After re-reading my posts, I apologize for not being "gender neutral".
We've worked this issues before and spent way more time & effort before we "found the key".


----------



## PSMizzou (Jun 13, 2010)

veryoldschool said:


> After re-reading my posts, I apologize for not being "gender neutral".
> We've worked this issues before and spent way more time & effort before we "found the key".


No need to apologize as I was not offended in the least. I'm very grateful for your help as I will sleep much better tonight knowing that I don't have to call D* once again tomorrow in an attempt to get some help.


----------



## hdtvfan0001 (Jul 28, 2004)

PSMizzou said:


> Anyway, you all are the best! Thank you so much for a quick response and easy solution. By the way, not that it matters, but I'm a female. I'm pretty tech-savvy compared to most women I know, but I don't have anywhere near the knowledge you all have so I sincerely appreciate your help.


I followed the thread for a bit, and saw he was assisting...

Glad to hear (but not surprised) that VOS got you working - he is the best indeed.


----------



## dwcolvin (Oct 4, 2007)

PSMizzou said:


> It worked! ... Now I just wish I had a way to contact them and let them know how to fix it in case they encounter the same problem in the future.


:hurah:

There's enough of a crossover between dbstalk and the DirecTV Technical Forums that the message should get through eventually.

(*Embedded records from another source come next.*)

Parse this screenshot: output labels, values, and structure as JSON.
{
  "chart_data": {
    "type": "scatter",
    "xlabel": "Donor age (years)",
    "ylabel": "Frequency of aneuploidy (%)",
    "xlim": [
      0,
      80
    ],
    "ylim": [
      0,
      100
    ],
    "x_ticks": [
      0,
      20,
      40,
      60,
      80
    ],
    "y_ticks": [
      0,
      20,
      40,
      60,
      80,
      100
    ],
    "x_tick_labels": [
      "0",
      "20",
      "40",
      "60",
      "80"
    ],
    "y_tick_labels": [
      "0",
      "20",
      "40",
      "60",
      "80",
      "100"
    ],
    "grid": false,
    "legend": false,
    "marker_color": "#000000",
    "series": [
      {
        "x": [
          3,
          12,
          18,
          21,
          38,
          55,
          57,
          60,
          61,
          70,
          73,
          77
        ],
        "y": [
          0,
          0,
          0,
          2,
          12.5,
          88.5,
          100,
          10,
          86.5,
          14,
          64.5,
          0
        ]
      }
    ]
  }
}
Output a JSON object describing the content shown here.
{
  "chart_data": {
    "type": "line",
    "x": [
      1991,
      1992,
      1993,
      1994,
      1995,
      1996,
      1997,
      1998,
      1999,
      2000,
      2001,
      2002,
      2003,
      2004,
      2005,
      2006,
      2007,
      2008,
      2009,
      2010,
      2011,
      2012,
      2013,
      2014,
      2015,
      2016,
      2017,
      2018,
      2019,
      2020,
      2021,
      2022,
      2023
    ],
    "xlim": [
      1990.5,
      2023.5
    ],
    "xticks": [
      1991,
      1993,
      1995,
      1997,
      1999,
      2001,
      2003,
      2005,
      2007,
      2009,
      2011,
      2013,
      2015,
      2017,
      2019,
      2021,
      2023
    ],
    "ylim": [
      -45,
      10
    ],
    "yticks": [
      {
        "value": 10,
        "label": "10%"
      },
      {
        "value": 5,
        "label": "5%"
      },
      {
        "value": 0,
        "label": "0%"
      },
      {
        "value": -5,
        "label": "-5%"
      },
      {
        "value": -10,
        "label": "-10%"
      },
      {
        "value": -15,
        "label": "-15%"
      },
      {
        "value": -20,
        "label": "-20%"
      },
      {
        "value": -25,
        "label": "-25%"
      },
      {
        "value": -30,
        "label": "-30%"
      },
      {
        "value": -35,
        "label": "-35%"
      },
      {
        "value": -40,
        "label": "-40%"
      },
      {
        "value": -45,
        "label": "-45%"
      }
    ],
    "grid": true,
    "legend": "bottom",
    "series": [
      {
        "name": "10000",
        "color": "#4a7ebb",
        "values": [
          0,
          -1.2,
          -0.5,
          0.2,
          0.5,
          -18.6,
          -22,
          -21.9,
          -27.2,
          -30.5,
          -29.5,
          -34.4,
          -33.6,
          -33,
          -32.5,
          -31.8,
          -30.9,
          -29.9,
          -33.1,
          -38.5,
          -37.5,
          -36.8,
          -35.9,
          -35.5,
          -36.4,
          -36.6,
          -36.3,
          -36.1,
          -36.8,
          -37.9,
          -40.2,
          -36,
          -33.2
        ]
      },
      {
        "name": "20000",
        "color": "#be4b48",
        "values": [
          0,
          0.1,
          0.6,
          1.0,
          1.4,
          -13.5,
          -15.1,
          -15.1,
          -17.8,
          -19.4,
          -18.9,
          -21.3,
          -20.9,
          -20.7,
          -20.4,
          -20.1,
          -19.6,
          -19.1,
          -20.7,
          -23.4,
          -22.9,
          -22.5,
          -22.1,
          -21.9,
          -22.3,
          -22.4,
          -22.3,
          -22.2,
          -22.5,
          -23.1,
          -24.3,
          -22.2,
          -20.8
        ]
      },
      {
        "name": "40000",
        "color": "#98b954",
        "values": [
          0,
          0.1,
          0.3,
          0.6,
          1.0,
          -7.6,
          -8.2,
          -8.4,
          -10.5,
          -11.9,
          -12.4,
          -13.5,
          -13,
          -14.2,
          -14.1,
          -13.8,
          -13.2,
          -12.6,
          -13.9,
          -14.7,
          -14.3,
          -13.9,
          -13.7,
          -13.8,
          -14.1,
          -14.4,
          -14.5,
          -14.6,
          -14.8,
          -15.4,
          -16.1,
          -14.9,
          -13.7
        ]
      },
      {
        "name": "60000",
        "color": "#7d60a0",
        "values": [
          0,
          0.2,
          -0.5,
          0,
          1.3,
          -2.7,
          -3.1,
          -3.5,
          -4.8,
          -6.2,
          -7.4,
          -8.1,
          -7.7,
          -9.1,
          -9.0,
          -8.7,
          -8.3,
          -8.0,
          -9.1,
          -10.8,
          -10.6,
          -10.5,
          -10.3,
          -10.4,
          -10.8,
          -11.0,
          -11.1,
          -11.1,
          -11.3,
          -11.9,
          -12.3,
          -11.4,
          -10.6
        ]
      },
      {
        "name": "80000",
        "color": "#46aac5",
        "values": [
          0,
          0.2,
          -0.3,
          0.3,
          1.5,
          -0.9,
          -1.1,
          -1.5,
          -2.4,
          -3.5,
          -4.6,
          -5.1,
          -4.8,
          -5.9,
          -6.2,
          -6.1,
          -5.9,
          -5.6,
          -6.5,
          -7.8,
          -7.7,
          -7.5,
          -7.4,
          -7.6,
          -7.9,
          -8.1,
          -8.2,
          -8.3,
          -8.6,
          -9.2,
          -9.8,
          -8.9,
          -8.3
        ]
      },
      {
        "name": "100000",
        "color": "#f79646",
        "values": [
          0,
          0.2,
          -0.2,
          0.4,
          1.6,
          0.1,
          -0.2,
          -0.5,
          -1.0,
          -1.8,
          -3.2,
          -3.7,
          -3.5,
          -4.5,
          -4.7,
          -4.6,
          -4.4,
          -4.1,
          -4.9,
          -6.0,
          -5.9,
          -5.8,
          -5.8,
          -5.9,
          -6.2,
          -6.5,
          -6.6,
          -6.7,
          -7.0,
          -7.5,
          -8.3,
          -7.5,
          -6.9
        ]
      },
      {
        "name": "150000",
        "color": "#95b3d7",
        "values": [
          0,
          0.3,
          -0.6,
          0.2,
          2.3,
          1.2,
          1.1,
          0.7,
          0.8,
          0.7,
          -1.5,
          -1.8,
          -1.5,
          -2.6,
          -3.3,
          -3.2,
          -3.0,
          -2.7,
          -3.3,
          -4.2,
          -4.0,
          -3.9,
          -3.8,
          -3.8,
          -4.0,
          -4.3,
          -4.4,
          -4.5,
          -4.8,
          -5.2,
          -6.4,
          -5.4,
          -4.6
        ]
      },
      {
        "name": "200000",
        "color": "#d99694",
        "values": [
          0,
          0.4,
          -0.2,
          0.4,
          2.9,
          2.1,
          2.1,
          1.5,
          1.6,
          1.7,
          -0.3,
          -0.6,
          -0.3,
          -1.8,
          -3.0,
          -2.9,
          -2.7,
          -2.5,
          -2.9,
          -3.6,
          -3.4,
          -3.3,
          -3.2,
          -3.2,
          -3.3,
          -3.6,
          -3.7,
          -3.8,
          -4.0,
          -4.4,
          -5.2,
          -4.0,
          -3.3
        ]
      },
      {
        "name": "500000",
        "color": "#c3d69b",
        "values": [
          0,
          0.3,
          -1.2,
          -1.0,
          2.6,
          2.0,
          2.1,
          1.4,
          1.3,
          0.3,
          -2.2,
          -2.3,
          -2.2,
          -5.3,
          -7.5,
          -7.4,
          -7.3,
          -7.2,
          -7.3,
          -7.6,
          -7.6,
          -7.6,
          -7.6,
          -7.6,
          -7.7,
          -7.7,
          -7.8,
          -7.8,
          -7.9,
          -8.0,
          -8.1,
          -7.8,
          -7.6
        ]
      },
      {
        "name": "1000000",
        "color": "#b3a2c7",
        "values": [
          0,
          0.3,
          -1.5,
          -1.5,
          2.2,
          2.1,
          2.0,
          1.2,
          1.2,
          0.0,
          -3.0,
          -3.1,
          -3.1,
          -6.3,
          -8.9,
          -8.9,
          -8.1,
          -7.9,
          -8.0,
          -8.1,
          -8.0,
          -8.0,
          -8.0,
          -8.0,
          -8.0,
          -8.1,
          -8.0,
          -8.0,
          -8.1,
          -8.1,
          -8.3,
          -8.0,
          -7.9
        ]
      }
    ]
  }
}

This _is_ kind of an unusual case (except for us techies)... had it been installed the 'right way', it would have worked right out of the box. But once it determines it's supposed to use Ethernet, it won't try DECA again (without VOS )


----------



## Barry in Conyers (Jan 14, 2008)

veryoldschool said:


> Sounds like the HR24 has had the internal DECA disabled. Has this ever had an ethernet cable connected? Try rerunning the SAT setup. This reactivates the internal DECA. Do this only after there is no ethernet cable connected and keep ethernet away from the HR24, if you want to use DECA.





veryoldschool said:


> Some have been able to reboot without the ethernet connected, but others "we've fought with" for a long time and the final "winner" was to re-run the SAT setup.


I want to add to the information from VOS about re-running satellite setup to reactivate DECA on a HR24.

About 3 months ago, I installed a SWM8 to clean up some cabling issues. About 3 weeks ago, I activated 2 HR24's and a H24 and deactivated a HR20 and a H20. This weekend, I added a DECA module to provide internet access. The H24 and one HR24 connected to my LAN very quickly, but the other HR24 could not see the LAN and returned a 70-792 error. Tried a bunch of things (menu reset, RBR, rerunning network setup, swapping locations with the "good" HR24, etc.) with no success and finally called DirecTV. Tech Support was very helpful, but finally concluded that the internal DECA function was dead and arranged to send a replacement HR24.

A little later, I remembered the post by VOS about re-running satellite setup and thought "why not?". After re-running satellite setup, the "defective" HR24 immediately connected to my LAN.

*The HR24 in question has never been connected to ethernet, so it seems that re-running satellite setup may be useful to ACTIVATE the DECA function in addition to re-activating it after using the ethernet port.*

YMMV.


----------